The government’s plan would increase the marginal income tax rate
on the upper bracket to 41% from the current 40%. It would also call on
wealthy individuals to contribute to the stabilizing the retirement
system in other ways, including: an increase in taxes on bank interest
and dividends, on executives’ stock options, and on capital gains
realized on non-residential properties and other assets.

According to press reports published this morning, the government
also wants to raise from 65 to 67 the age at which retirees can receive
a full pension without having worked the full number of years required
for vesting in the system. According to the Labor Ministry document, the
vesting time will be raised to 41.5 years by 2020 from 41 at present.

Sarkozy’s decision to raise the retirement age to 62 rather than 63
was no doubt due at least in part to the controversy surrounding any
increase in the retirement age.

While the first phase of the reform launched in 2003 created the
mechanism for a gradual extension of the period of contributions
required for a full pension, the legal age for retirement at 60 was
considered too controversial to tackle at the time.
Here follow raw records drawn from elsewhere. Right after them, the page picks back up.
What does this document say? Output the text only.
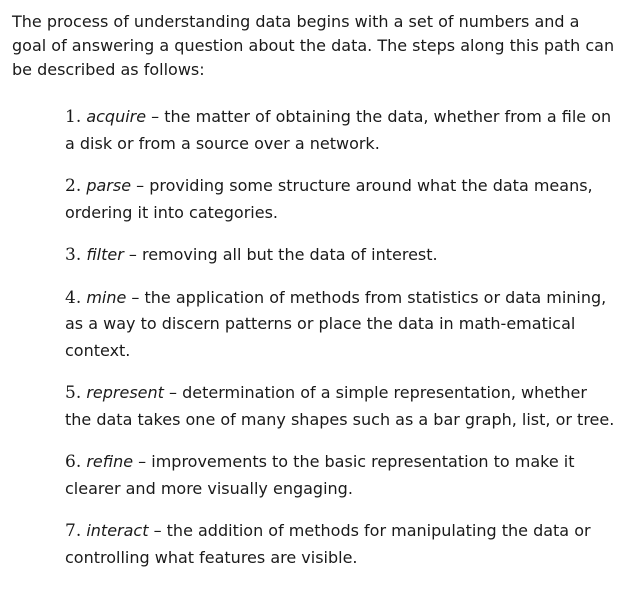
The process of understanding data begins with a set of numbers and a goal of answering a question about the data. The steps along this path can be described as follows:

1. acquire – the matter of obtaining the data, whether from a file on a disk or from a source over a network.
2. parse – providing some structure around what the data means, ordering it into categories.
3. filter – removing all but the data of interest.
4. mine – the application of methods from statistics or data mining, as a way to discern patterns or place the data in math-ematical context.
5. represent – determination of a simple representation, whether the data takes one of many shapes such as a bar graph, list, or tree.
6. refine – improvements to the basic representation to make it clearer and more visually engaging.
7. interact – the addition of methods for manipulating the data or controlling what features are visible.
Even though the legal retirement age has become largely symbolic,
since most people today no longer accumulate the required 41 years of
contributions by 60 anyway, France’s unions have united in opposition to
any tampering with what they consider a “social right,” arguing that
those who started work very young would be unfairly penalized.

The opposition Socialist Party recently joined with the unions in
opposing it, hoping to gain politically in the next general election in
2012.

They are likely to greet the government’s announcement today with
hostility.

However, for financial markets, which are watching France pension
reform closely in the midst of the Eurozone’s ongoing fiscal crisis,
raising the retirement age to 62 may seem like a feeble move.

“To be certain to convince the markets, the retirement age would
have to be lifted to 65 — at the least,” analyst Dominique Barbet of
BNP Paribas observed recently. “But if the government decided that, it
would have the entire country marching in the streets. There’s no
solution that will satisfy the markets entirely.”